There are a few reasons why organizations that haven’t invested much time in structuring content before are starting to care enough now that an automated taxonomy generator would catch their eye, he says.
“They’re reactive to something big like lost IP or issues with their search not working, or issues with being out of compliance for regulations and being ready for e-discovery,” says Riley. When it comes to the latter, for example, “you can’t say to a judge that you did a search and you think you used the right keywords to find the content you’re looking for. Being able to drill into content from a hierarchical or refined point of view is very important, so that you can say that every document we know that is tagged with x, y and z we identified and we did discovery on that.”
Pingar technology includes the Pingar API server, SOAP-based technology that lets developers leverage entity extraction and map taxonomy relationships for documents, emails and so on. Its customers in sectors like content management that already have a specific dialect they use when referencing content can feed in their existing taxonomy, so that instead of having a full slate of keywords and taxonomy terms returned, returns are reconciled with their existing taxonomy and with their preferred taxonomy term to ensure that all applicable information is searched, saved and stored systematically.

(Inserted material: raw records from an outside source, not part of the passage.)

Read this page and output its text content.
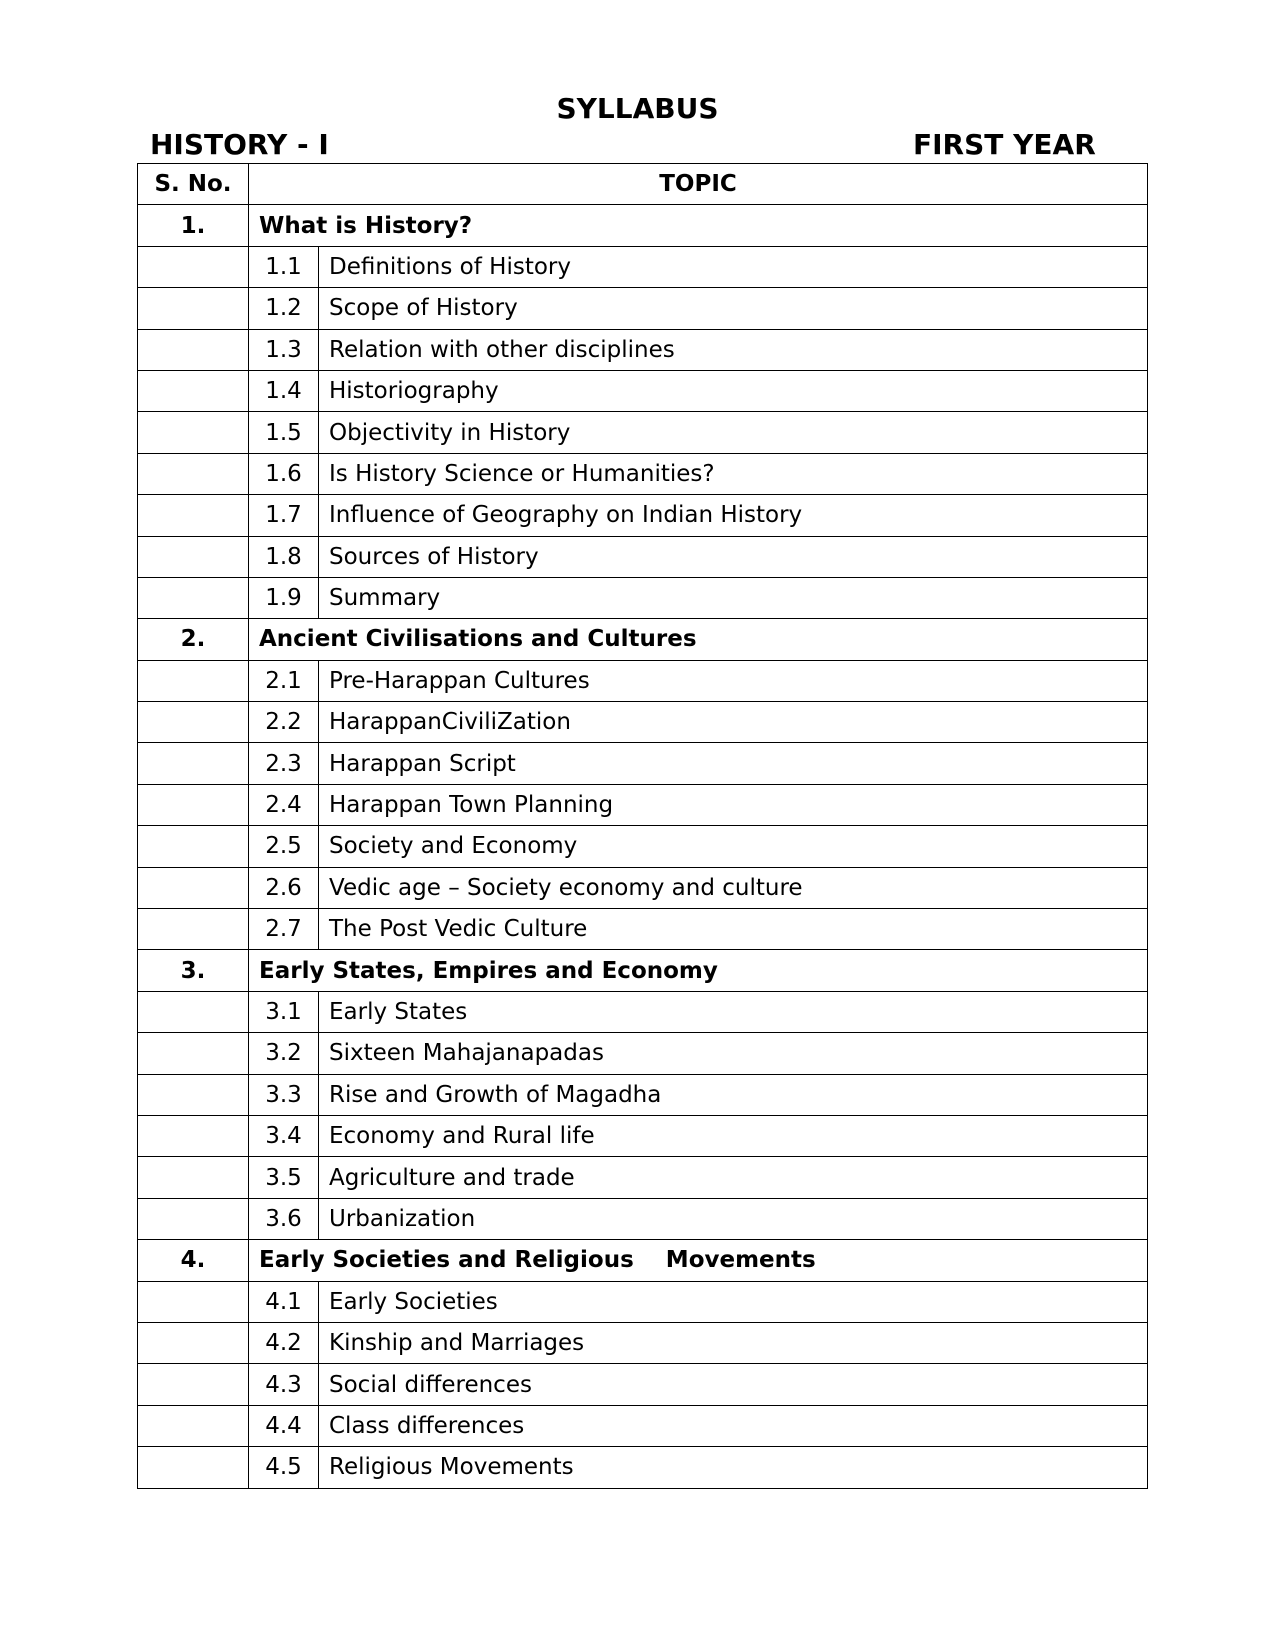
SYLLABUS
HISTORY - I	FIRST YEAR
S. No.	TOPIC	
1.	What is History?	
	1.1	Definitions of History
	1.2	Scope of History
	1.3	Relation with other disciplines
	1.4	Historiography
	1.5	Objectivity in History
	1.6	Is History Science or Humanities?
	1.7	Influence of Geography on Indian History
	1.8	Sources of History
	1.9	Summary
2.	Ancient Civilisations and Cultures	
	2.1	Pre-Harappan Cultures
	2.2	HarappanCiviliZation
	2.3	Harappan Script
	2.4	Harappan Town Planning
	2.5	Society and Economy
	2.6	Vedic age – Society economy and culture
	2.7	The Post Vedic Culture
3.	Early States, Empires and Economy	
	3.1	Early States
	3.2	Sixteen Mahajanapadas
	3.3	Rise and Growth of Magadha
	3.4	Economy and Rural life
	3.5	Agriculture and trade
	3.6	Urbanization
4.	Early Societies and Religious    Movements	
	4.1	Early Societies
	4.2	Kinship and Marriages
	4.3	Social differences
	4.4	Class differences
	4.5	Religious Movements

For instance, an existing taxonomy may use the word feline but what’s read and extracted from a document is the word cat, so what’s mapped and returned is feline. That same entity extraction engine is rolled into its new automated taxonomy engine to crawl an organization’s file shares and email boxes and build a taxonomy based on what’s there. “We also built a user interface that lets you modify and maintain these taxonomies,” Riley says.
Semantic web technology is at the foundation of the Taxonomy Generator. Access to Intermediate processing data is captured and stored using RDF triples, though users can export to Sharepoint, .CSV or whatever formats they prefer. “As an end result you have a customized taxonomy based on your content,” Riley says.
To go beyond the generated taxonomy, and provide access to external structured knowledge, the solution supports connections into the Linked Data cloud (Freebase and DBpedia, for example). IP and patented technology around disambiguation also feature in the Taxonomy Generator so that irrelevant extracted concepts can be discarded (Apple Corps when Apple Inc. is the relevant result, for example).
“Sometimes we call what we do document understanding or enriching unstructured content,” says Riley. “Basically, it’s saying let’s get you organized and automate your organization, your compliance, and more.”